Junior, however, told the inquest that the juice and the can were brought into the room alongside remnants of the food, by the cook.

“After police arrived, they requested the cook to bring the food the deceased consumed the previous night from the kitchen. He brought in three hot pots. I was surprised that the food was still in the hot pots at 2pm. He brought half consumed Delmonte juice.

Dr Musau, on his part, though he arrived late, told the inquest that the Pepsi can was in a shelf in the bathroom.

It is when the police, doctors and witnesses were documenting the items in the room that they stumbled on small pellets inside a small plastic container, and whose combination with the Pepsi drink, doctors say formed a lethal dose enough to rupture his arteries and cause massive bleeding.

A postmortem would later show that Mutula was bleeding all over – internally and externally; in the liver, spleen, ears, testicles, brain, all over.

“It (brain) was absolutely red. She told me she had never seen such before. She said that this was absolutely unusual,” Junior told the inquest of what one of the pathologists told him.

The white pellets surprised everyone, including Junior, who said they had no prescription. Dr Musau, Mutula’s personal physician, said he did not know what they were.

Wandera Crispus Bidru, the Deputy Government Chemist, would later observe that the pellets were “not known in the local market, had uneven weight and contained ephedrine.”

Upon analysis, he found the pellets to be a decongestant, and a technical drug for it not to contain same weight.

“It is also used in conducting surgery. It is used as anesthesia. It’s also used by persons with low pressure to stimulate the heartbeat.
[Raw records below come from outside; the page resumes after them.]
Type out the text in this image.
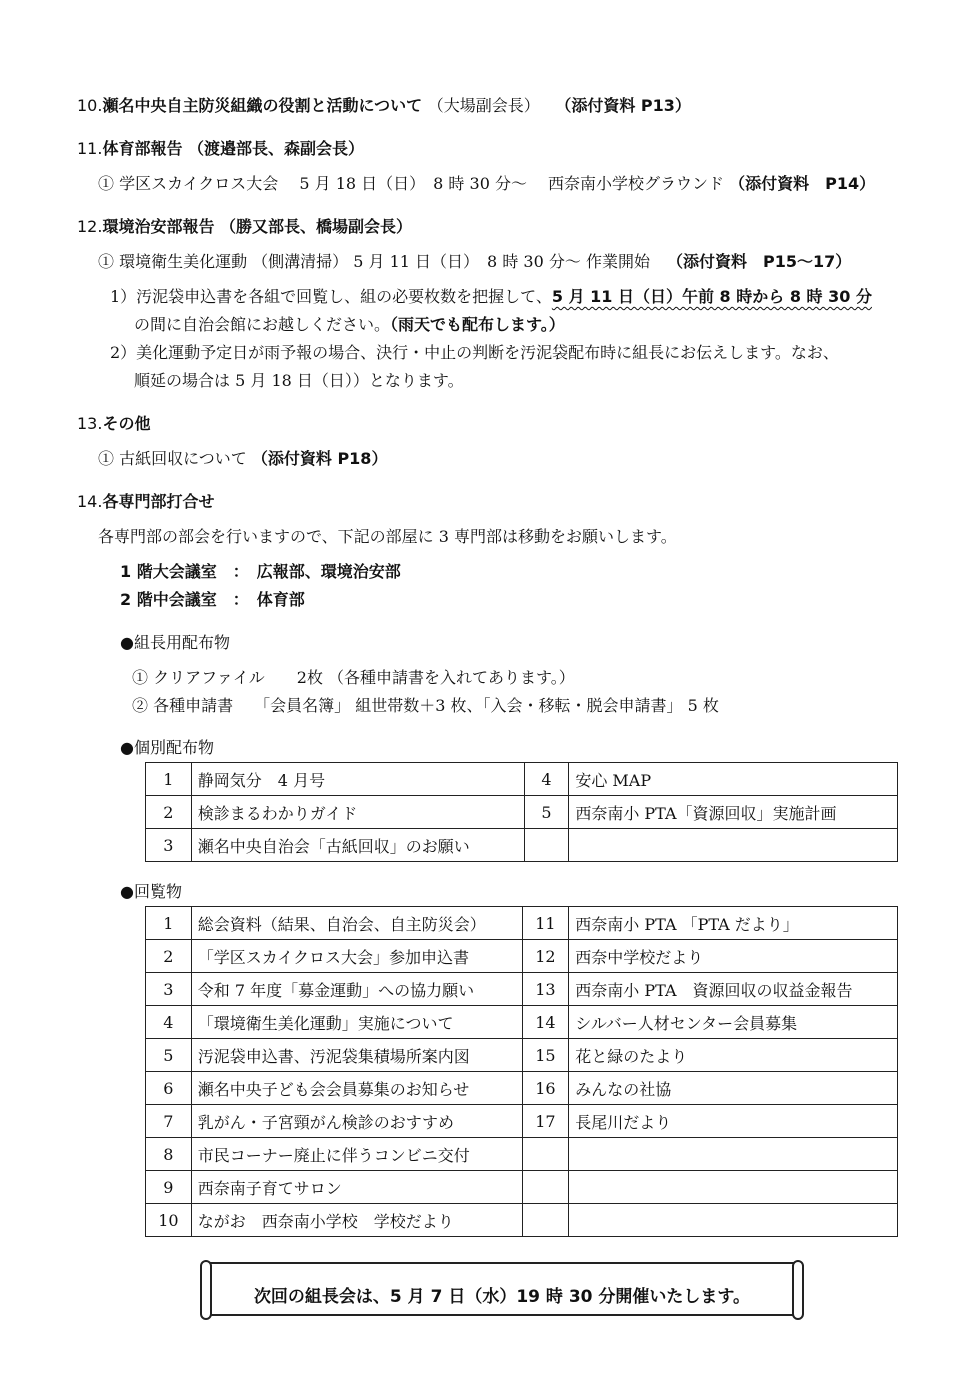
10.瀬名中央自主防災組織の役割と活動について （大場副会長） （添付資料 P13）
11.体育部報告 （渡邉部長、森副会長）
① 学区スカイクロス大会　 5 月 18 日（日）　8 時 30 分～　 西奈南小学校グラウンド （添付資料　P14）
12.環境治安部報告 （勝又部長、橋場副会長）
① 環境衛生美化運動 （側溝清掃） 5 月 11 日（日）　8 時 30 分～ 作業開始 （添付資料　P15～17）
1）汚泥袋申込書を各組で回覧し、組の必要枚数を把握して、5 月 11 日（日）午前 8 時から 8 時 30 分
の間に自治会館にお越しください。（雨天でも配布します。）
2）美化運動予定日が雨予報の場合、決行・中止の判断を汚泥袋配布時に組長にお伝えします。なお、
順延の場合は 5 月 18 日（日））となります。
13.その他
① 古紙回収について （添付資料 P18）
14.各専門部打合せ
各専門部の部会を行いますので、下記の部屋に 3 専門部は移動をお願いします。
1 階大会議室　：　広報部、環境治安部
2 階中会議室　：　体育部
●組長用配布物
① クリアファイル　　2枚 （各種申請書を入れてあります。）
② 各種申請書　 「会員名簿」 組世帯数＋3 枚、「入会・移転・脱会申請書」 5 枚
●個別配布物
1	静岡気分　4 月号	4	安心 MAP
2	検診まるわかりガイド	5	西奈南小 PTA「資源回収」実施計画
3	瀬名中央自治会「古紙回収」のお願い		
●回覧物
1	総会資料（結果、自治会、自主防災会）	11	西奈南小 PTA 「PTA だより」
2	「学区スカイクロス大会」参加申込書	12	西奈中学校だより
3	令和 7 年度「募金運動」への協力願い	13	西奈南小 PTA　資源回収の収益金報告
4	「環境衛生美化運動」実施について	14	シルバー人材センター会員募集
5	汚泥袋申込書、汚泥袋集積場所案内図	15	花と緑のたより
6	瀬名中央子ども会会員募集のお知らせ	16	みんなの社協
7	乳がん・子宮頸がん検診のおすすめ	17	長尾川だより
8	市民コーナー廃止に伴うコンビニ交付		
9	西奈南子育てサロン		
10	ながお　西奈南小学校　学校だより		
次回の組長会は、5 月 7 日（水）19 時 30 分開催いたします。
The drug may be used as performance enhancer,” he testified.

The strange drug

Significant amounts of this drug were found in Mutula’s stomach wall lining, liver, kidney and chest cavity, leading to a conclusion that there had been an overdose of the same.

“This is a high concentration, which shows that there was an overdose. The overdose caused dizziness. In my findings the death was as a result of what was triggered by the drug. The drug is not available in local market. It is not clear where the deceased got the drug from or who prescribed the drug to the deceased,” said Dr Bidru.

Both he and Dr Musau, as well as the other doctors, concluded a combination of this drug and the caffeine in the Pepsi drink would most certainly have been lethal. But the family held that he was not a Pepsi man, hence the conundrum of his death.

“There was no poison save to the drugs. Ephedrine can increase blood pressure and it was associated to the cause of death. There was no other substance other than the ephedrine. There was bleeding all over the body,” Chief Government Pathologist Johansen Oduor testified.

John Kimani Mungai, a forensic expert with the Government Chemist, said from the DNA analysis of the material found in the deceased’s home, he was alone at the time of death. The inquest also made reference to the allegedly tempered toxicology specimens that were sent to UK socialist, Dr Ian Cadler.

“There were allegations too that the samples taken for oncology were tempered, however, we never had Dr Cadler attending court to testify or any report on the alleged interference of the samples,” Senior Resident Magistrate B Bartoo concluded.

From the inquest report of the deputy government chemist, the man who spent his entire life battling people in court, faced his end like a true soldier. He never called for help, and died facing up, quietly.

“There was no sign that the deceased died a painful death. This is informed by the fact that the deceased had covered himself well and the facial expression,” wrote Bidru.

He simply faded away, alone, in a ranch he christened Valhala, the resting place of heroes.